Heavy computational resource demands: The training phase requires 48×A100 GPUs, which is not highly accessible to academia.
Future directions: Extending to video sequences to utilize temporal information; learning a differentiable camera solver to replace rasterization optimization for improved robustness; handling multi-person scenes; and incorporating lens distortion models.
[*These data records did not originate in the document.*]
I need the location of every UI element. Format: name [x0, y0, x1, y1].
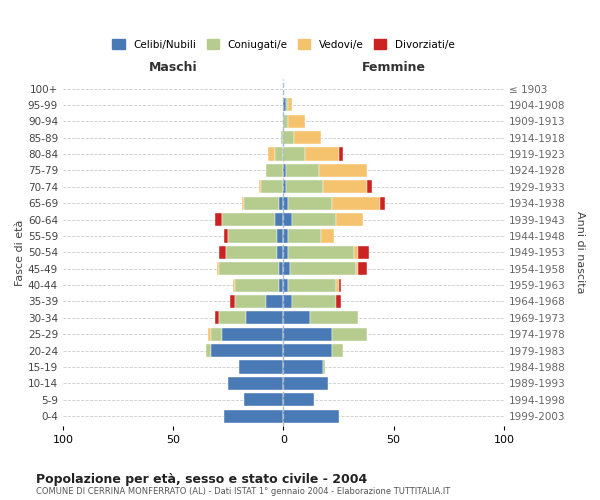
Bar	[288, 278, 337, 291]
Bar	[262, 180, 283, 194]
Bar	[235, 295, 266, 308]
Bar	[242, 196, 244, 209]
Bar	[283, 230, 288, 242]
Bar	[226, 246, 277, 259]
Bar	[215, 213, 221, 226]
Bar	[281, 131, 283, 144]
Bar	[221, 213, 275, 226]
Bar	[286, 180, 323, 194]
Bar	[283, 213, 292, 226]
Bar	[283, 377, 328, 390]
Bar	[310, 312, 358, 324]
Bar	[283, 295, 292, 308]
Text: Femmine: Femmine	[362, 61, 425, 74]
Bar	[224, 410, 283, 422]
Bar	[356, 262, 358, 276]
Bar	[224, 230, 228, 242]
Bar	[220, 246, 226, 259]
Bar	[323, 180, 367, 194]
Bar	[206, 344, 211, 357]
Bar	[288, 230, 321, 242]
Bar	[337, 295, 341, 308]
Text: COMUNE DI CERRINA MONFERRATO (AL) - Dati ISTAT 1° gennaio 2004 - Elaborazione TU: COMUNE DI CERRINA MONFERRATO (AL) - Dati…	[36, 488, 450, 496]
Bar	[211, 328, 221, 341]
Bar	[283, 262, 290, 276]
Bar	[290, 262, 356, 276]
Bar	[323, 360, 325, 374]
Bar	[337, 278, 338, 291]
Bar	[283, 278, 288, 291]
Bar	[283, 148, 305, 160]
Bar	[275, 148, 283, 160]
Bar	[283, 196, 288, 209]
Bar	[358, 246, 370, 259]
Bar	[283, 246, 288, 259]
Bar	[235, 278, 279, 291]
Bar	[244, 196, 279, 209]
Bar	[211, 344, 283, 357]
Bar	[332, 196, 380, 209]
Bar	[220, 262, 279, 276]
Bar	[230, 295, 235, 308]
Bar	[217, 262, 220, 276]
Bar	[283, 164, 286, 177]
Bar	[283, 344, 332, 357]
Bar	[283, 312, 310, 324]
Bar	[292, 295, 337, 308]
Bar	[338, 148, 343, 160]
Bar	[215, 312, 220, 324]
Text: Maschi: Maschi	[149, 61, 197, 74]
Bar	[288, 196, 332, 209]
Bar	[332, 344, 343, 357]
Bar	[295, 131, 321, 144]
Bar	[279, 278, 283, 291]
Bar	[292, 213, 337, 226]
Bar	[266, 295, 283, 308]
Legend: Celibi/Nubili, Coniugati/e, Vedovi/e, Divorziati/e: Celibi/Nubili, Coniugati/e, Vedovi/e, Di…	[108, 36, 458, 54]
Bar	[221, 328, 283, 341]
Bar	[233, 278, 235, 291]
Bar	[279, 262, 283, 276]
Bar	[283, 328, 332, 341]
Text: Popolazione per età, sesso e stato civile - 2004: Popolazione per età, sesso e stato civil…	[36, 472, 367, 486]
Bar	[338, 278, 341, 291]
Bar	[283, 360, 323, 374]
Bar	[380, 196, 385, 209]
Bar	[305, 148, 338, 160]
Bar	[275, 213, 283, 226]
Bar	[288, 246, 354, 259]
Y-axis label: Anni di nascita: Anni di nascita	[575, 211, 585, 294]
Bar	[283, 393, 314, 406]
Bar	[277, 230, 283, 242]
Bar	[288, 98, 292, 112]
Bar	[358, 262, 367, 276]
Bar	[283, 410, 338, 422]
Bar	[239, 360, 283, 374]
Y-axis label: Fasce di età: Fasce di età	[15, 219, 25, 286]
Bar	[246, 312, 283, 324]
Bar	[286, 98, 288, 112]
Bar	[286, 164, 319, 177]
Bar	[288, 114, 305, 128]
Bar	[277, 246, 283, 259]
Bar	[228, 230, 277, 242]
Bar	[208, 328, 211, 341]
Bar	[367, 180, 371, 194]
Bar	[283, 98, 286, 112]
Bar	[266, 164, 283, 177]
Bar	[321, 230, 334, 242]
Bar	[319, 164, 367, 177]
Bar	[354, 246, 358, 259]
Bar	[279, 196, 283, 209]
Bar	[337, 213, 363, 226]
Bar	[228, 377, 283, 390]
Bar	[259, 180, 262, 194]
Bar	[283, 180, 286, 194]
Bar	[332, 328, 367, 341]
Bar	[283, 114, 288, 128]
Bar	[283, 131, 295, 144]
Bar	[244, 393, 283, 406]
Bar	[268, 148, 275, 160]
Bar	[220, 312, 246, 324]
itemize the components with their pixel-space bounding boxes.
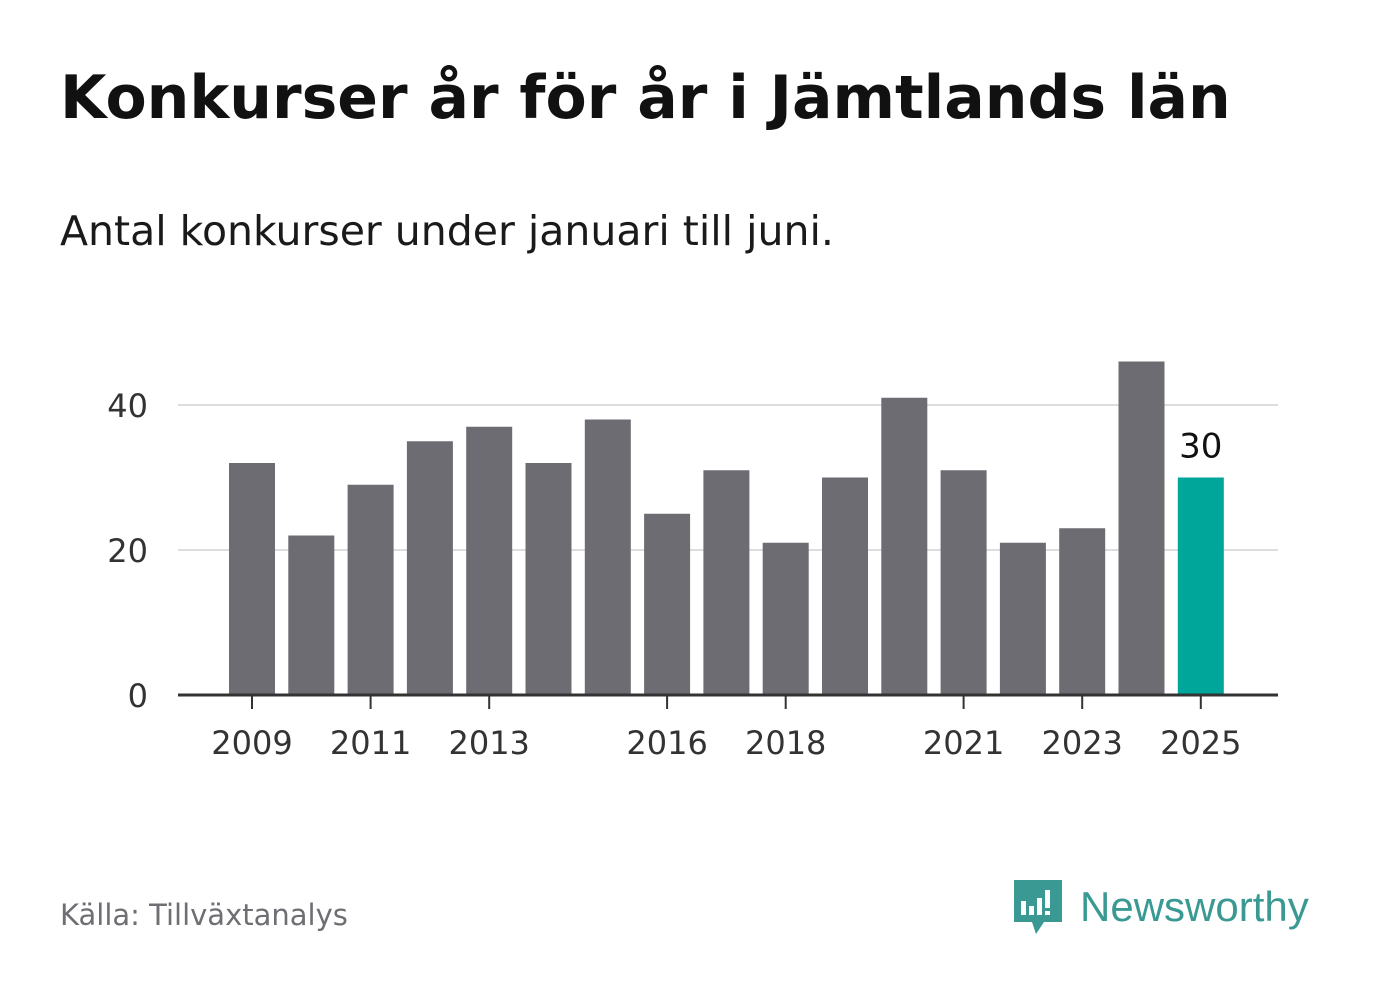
chart-title: Konkurser år för år i Jämtlands län <box>60 63 1231 133</box>
x-tick-label-2009: 2009 <box>211 724 292 762</box>
brand-name: Newsworthy <box>1080 883 1309 930</box>
bar-2009 <box>229 463 275 695</box>
x-tick-label-2011: 2011 <box>330 724 411 762</box>
bar-2012 <box>406 441 453 695</box>
bar-2015 <box>584 419 631 695</box>
bar-2013 <box>466 426 513 695</box>
x-tick-label-2018: 2018 <box>745 724 826 762</box>
y-tick-label-40: 40 <box>107 387 148 425</box>
bar-2021 <box>940 470 987 695</box>
x-tick-label-2023: 2023 <box>1041 724 1122 762</box>
bar-2024 <box>1118 361 1165 695</box>
bar-2019 <box>822 477 868 695</box>
bar-2010 <box>288 535 335 695</box>
bar-2011 <box>347 484 394 695</box>
source-label: Källa: Tillväxtanalys <box>60 898 348 932</box>
y-tick-label-20: 20 <box>107 532 148 570</box>
bar-2018 <box>762 542 809 695</box>
x-tick-label-2021: 2021 <box>923 724 1004 762</box>
x-tick-label-2016: 2016 <box>626 724 707 762</box>
bar-2025 <box>1177 477 1224 695</box>
bar-2020 <box>881 397 928 695</box>
x-tick-label-2025: 2025 <box>1160 724 1241 762</box>
chart-subtitle: Antal konkurser under januari till juni. <box>60 207 834 255</box>
data-label-2025: 30 <box>1179 427 1222 467</box>
newsworthy-logo-icon <box>1014 880 1062 934</box>
newsworthy-brand[interactable]: Newsworthy <box>1010 876 1309 938</box>
bar-2023 <box>1059 528 1106 695</box>
x-tick-label-2013: 2013 <box>448 724 529 762</box>
bar-2017 <box>703 470 750 695</box>
bar-2014 <box>525 463 572 695</box>
y-tick-label-0: 0 <box>128 677 148 715</box>
bar-2022 <box>999 542 1046 695</box>
bar-2016 <box>644 513 691 695</box>
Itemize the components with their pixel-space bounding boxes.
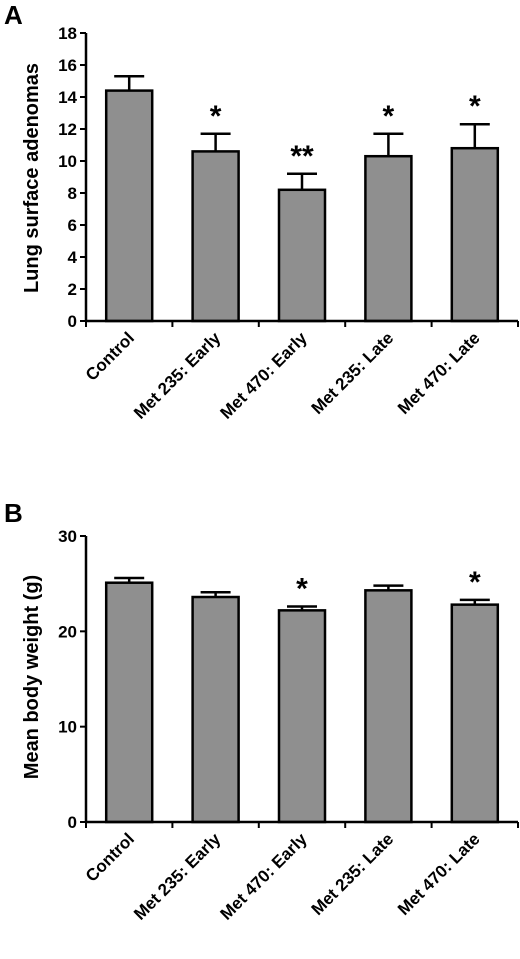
panel-a-y-tick-label: 8 <box>68 184 77 203</box>
panel-a-bar <box>364 154 413 323</box>
panel-a-y-axis-label: Lung surface adenomas <box>21 63 43 293</box>
panel-a-category-label: Control <box>82 328 138 384</box>
panel-a-category-label: Met 235: Late <box>308 328 398 418</box>
panel-a-label: A <box>4 0 23 30</box>
panel-a-significance-mark: * <box>383 100 395 133</box>
panel-a-category-label: Met 470: Early <box>217 328 312 423</box>
panel-b-category-label: Met 235: Late <box>308 829 398 919</box>
panel-a-y-tick-label: 0 <box>68 312 77 331</box>
panel-b-bar <box>191 595 240 824</box>
panel-a-y-tick-label: 12 <box>58 120 77 139</box>
panel-b-category-label: Met 470: Early <box>217 829 312 924</box>
panel-a-y-tick-label: 10 <box>58 152 77 171</box>
panel-a-significance-mark: * <box>210 100 222 133</box>
panel-a-significance-mark: ** <box>290 140 314 173</box>
panel-a-y-tick-label: 6 <box>68 216 77 235</box>
panel-b-bar <box>277 609 327 824</box>
panel-b-y-axis-label: Mean body weight (g) <box>21 575 43 779</box>
panel-a-category-label: Met 235: Early <box>130 328 225 423</box>
panel-b-y-tick-label: 10 <box>58 718 77 737</box>
panel-a-bar <box>450 146 500 323</box>
panel-b-y-tick-label: 20 <box>58 622 77 641</box>
panel-a-category-label: Met 470: Late <box>394 328 484 418</box>
panel-a-y-tick-label: 2 <box>68 280 77 299</box>
panel-a-bar <box>104 89 154 323</box>
panel-b-category-label: Met 470: Late <box>394 829 484 919</box>
panel-a-significance-mark: * <box>469 90 481 123</box>
panel-a: A Lung surface adenomas Control * Met 235:… <box>4 0 519 423</box>
panel-b-bar <box>364 589 413 824</box>
panel-b-category-label: Control <box>82 829 138 885</box>
panel-a-plot: Control * Met 235: Early ** Met 470: Early * M… <box>58 24 519 423</box>
panel-a-bar <box>191 150 240 323</box>
panel-a-y-tick-label: 18 <box>58 24 77 43</box>
panel-b-bar <box>104 581 154 824</box>
panel-a-y-tick-label: 16 <box>58 56 77 75</box>
panel-a-y-tick-label: 14 <box>58 88 77 107</box>
panel-b-y-tick-label: 30 <box>58 527 77 546</box>
panel-a-y-tick-label: 4 <box>68 248 78 267</box>
panel-a-bar <box>277 188 327 323</box>
panel-b-y-tick-label: 0 <box>68 813 77 832</box>
panel-b-label: B <box>4 498 23 528</box>
panel-b-significance-mark: * <box>296 573 308 606</box>
panel-b-significance-mark: * <box>469 566 481 599</box>
panel-b-bar <box>450 603 500 824</box>
panel-b-category-label: Met 235: Early <box>130 829 225 924</box>
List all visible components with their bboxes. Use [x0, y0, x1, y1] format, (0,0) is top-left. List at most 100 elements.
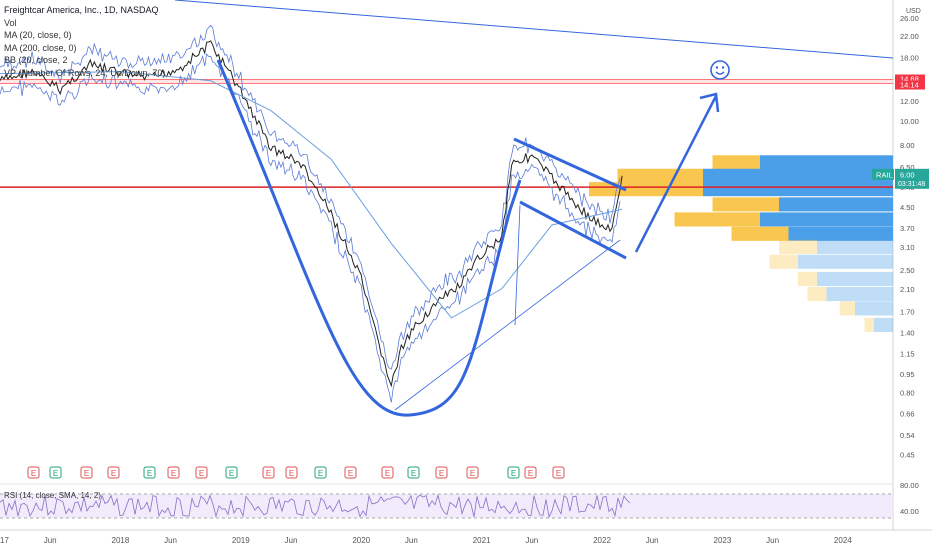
earnings-marker-label: E: [470, 469, 475, 478]
earnings-marker-label: E: [111, 469, 116, 478]
vp-up-bar: [712, 197, 779, 212]
price-axis-tick: 0.54: [900, 431, 915, 440]
time-axis-label: Jun: [646, 536, 659, 545]
legend-vp: VP (Number Of Rows, 24, Up/Down, 70): [4, 67, 166, 78]
price-axis-tick: 12.00: [900, 97, 919, 106]
rsi-axis-tick: 80.00: [900, 481, 919, 490]
earnings-marker: [27, 466, 40, 479]
earnings-marker-label: E: [84, 469, 89, 478]
vp-down-bar: [703, 182, 893, 197]
price-line: [0, 40, 623, 388]
currency-label: USD: [906, 8, 921, 15]
earnings-marker: [524, 466, 537, 479]
earnings-marker-label: E: [289, 469, 294, 478]
price-axis-tick: 4.50: [900, 203, 915, 212]
legend-vol: Vol: [4, 17, 17, 28]
price-axis-tick: 0.45: [900, 451, 915, 460]
earnings-marker-label: E: [511, 469, 516, 478]
vp-up-bar: [839, 301, 855, 316]
vp-down-bar: [703, 168, 893, 183]
earnings-marker: [507, 466, 520, 479]
vp-down-bar: [760, 212, 893, 227]
vp-up-bar: [589, 182, 703, 197]
earnings-marker-label: E: [229, 469, 234, 478]
time-axis-label: Jun: [44, 536, 57, 545]
earnings-marker: [381, 466, 394, 479]
vp-up-bar: [798, 271, 817, 287]
breakout-arrow-head: [699, 92, 720, 113]
price-axis-tick: 3.10: [900, 243, 915, 252]
earnings-marker: [195, 466, 208, 479]
last-price-text: 6.00: [900, 170, 915, 179]
price-axis-tick: 2.50: [900, 266, 915, 275]
earnings-marker: [552, 466, 565, 479]
rsi-line: [0, 493, 631, 519]
earnings-marker-label: E: [53, 469, 58, 478]
price-axis-tick: 22.00: [900, 32, 919, 41]
vp-up-bar: [712, 155, 760, 170]
smiley-outline: [710, 60, 730, 80]
earnings-marker-label: E: [147, 469, 152, 478]
price-tag-upper-text: 14.68: [900, 74, 919, 83]
price-axis-tick: 2.10: [900, 285, 915, 294]
legend-ma20: MA (20, close, 0): [4, 30, 72, 40]
earnings-marker: [344, 466, 357, 479]
smiley-face-icon: [710, 60, 730, 80]
bb-lower: [0, 53, 621, 403]
cup-curve: [216, 59, 522, 417]
downtrend-line: [174, 0, 894, 59]
time-axis-label: Jun: [525, 536, 538, 545]
price-tag-lower: [895, 80, 925, 90]
earnings-marker-label: E: [411, 469, 416, 478]
vp-up-bar: [617, 168, 703, 183]
earnings-marker: [314, 466, 327, 479]
price-axis-tick: 26.00: [900, 14, 919, 23]
earnings-marker: [80, 466, 93, 479]
vp-up-bar: [864, 317, 874, 333]
vp-down-bar: [855, 301, 893, 316]
earnings-marker-label: E: [348, 469, 353, 478]
rsi-label: RSI (14, close, SMA, 14, 2): [4, 491, 101, 500]
earnings-marker-label: E: [528, 469, 533, 478]
earnings-marker-label: E: [318, 469, 323, 478]
bb-upper: [0, 24, 621, 370]
legend-bb: BB (20, close, 2: [4, 55, 68, 65]
last-price-tag: [895, 168, 929, 189]
earnings-marker: [143, 466, 156, 479]
smiley-mouth: [715, 71, 725, 75]
vp-down-bar: [779, 197, 893, 212]
earnings-marker: [285, 466, 298, 479]
upper-zone: [0, 79, 893, 84]
earnings-marker: [262, 466, 275, 479]
legend: Freightcar America, Inc., 1D, NASDAQ Vol…: [4, 4, 165, 79]
price-axis-tick: 0.80: [900, 389, 915, 398]
earnings-marker: [49, 466, 62, 479]
price-tag-lower-text: 14.14: [900, 81, 919, 90]
price-tag-upper: [895, 74, 925, 84]
price-axis-tick: 0.95: [900, 370, 915, 379]
vp-down-bar: [817, 271, 893, 287]
time-axis-label: 2019: [232, 536, 250, 545]
vp-up-bar: [769, 254, 798, 269]
legend-ma200: MA (200, close, 0): [4, 42, 77, 53]
earnings-marker: [407, 466, 420, 479]
time-axis-label: 2020: [352, 536, 370, 545]
ma200-line: [0, 71, 623, 319]
time-axis-label: 2021: [473, 536, 491, 545]
price-axis-tick: 1.15: [900, 350, 915, 359]
earnings-marker-label: E: [199, 469, 204, 478]
time-axis-label: 2022: [593, 536, 611, 545]
time-axis-label: Jun: [766, 536, 779, 545]
breakout-arrow: [634, 95, 718, 253]
price-axis-tick: 3.70: [900, 224, 915, 233]
earnings-marker: [167, 466, 180, 479]
price-axis-tick: 18.00: [900, 54, 919, 63]
earnings-marker: [435, 466, 448, 479]
vp-down-bar: [874, 317, 893, 333]
vp-down-bar: [788, 226, 893, 241]
earnings-marker-label: E: [31, 469, 36, 478]
time-axis-label: Jun: [164, 536, 177, 545]
price-axis-tick: 0.66: [900, 409, 915, 418]
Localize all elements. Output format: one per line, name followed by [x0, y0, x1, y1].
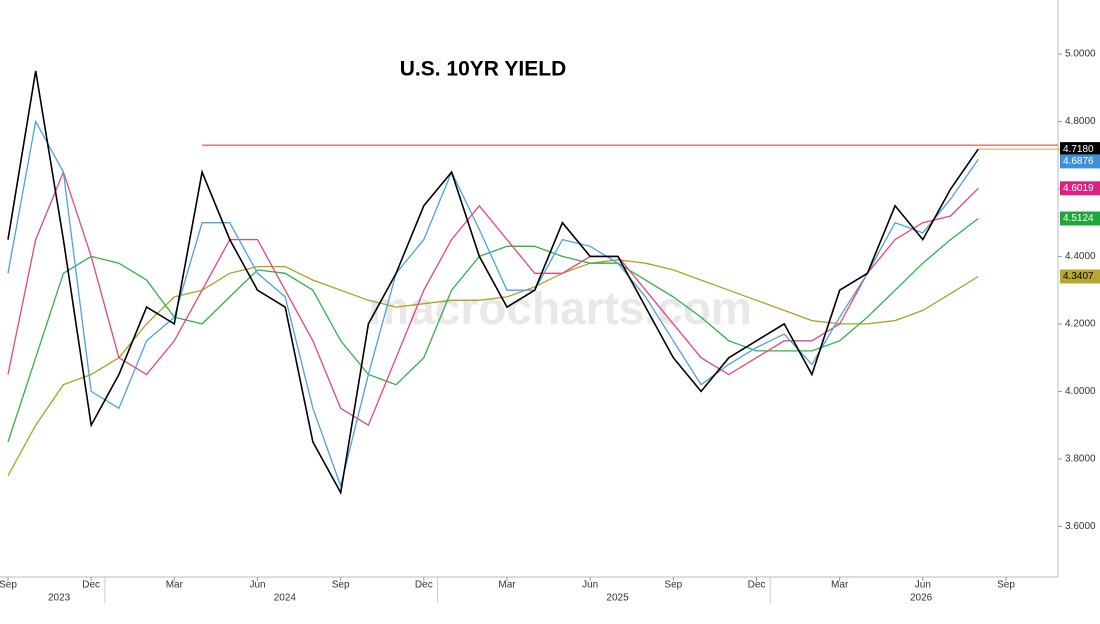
- last-value-label: 4.6876: [1063, 156, 1094, 167]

vs ZOLLY: ZOLLY also estimates \(T_z\), but still relies on the heuristic formula \(f = s \cdot h \cdot T_z / 2\) to translate orthogonal parameters into perspective ones. BLADE completely discards heuristics, directly solving via differentiable rasterization—resulting in a 7x accuracy improvement in \(T_z\) and an 11+ percentage point improvement in mIoU.
vs TokenHMR: TokenHMR identifies the trade-off between 2D alignment and 3D accuracy and proposes the TALS loss function to balance them, yet still operates within the orthogonal framework. BLADE fundamentally resolves this trade-off through accurate perspective modeling—simultaneously achieving the best 2D and 3D accuracy.
vs AiOS: BLADE uses AiOS as the backbone for pose estimation, injecting \(T_z\) information through a ControlNet-style architecture. This greatly improves close-range accuracy without damaging the powerful generalizability of AiOS, serving as an excellent paradigm for "making incremental improvements on existing strong models."

Rating¶

Novelty: ⭐⭐⭐⭐ The core insight (focal length does not affect distortion, \(T_z\) decoupling) is mathematically simple but has been long overlooked, and the three-stage design is elegant.
Experimental Thoroughness: ⭐⭐⭐⭐⭐ 4 datasets, 9+ metrics, comparisons with multiple SOTA methods, comprehensive ablations, real-world qualitative evaluations, and self-built datasets.
Writing Quality: ⭐⭐⭐⭐⭐ Clear chain of logic (Discovery \(\rightarrow\) Validation \(\rightarrow\) Design \(\rightarrow\) Experiments), exquisite figures, and extremely detailed supplementary materials.
Value: ⭐⭐⭐⭐⭐ Thoroughly addresses the long-standing issue of close-range HMR. Produced by NVIDIA with open-source code, it has direct value for applications such as video conferencing and AR/VR.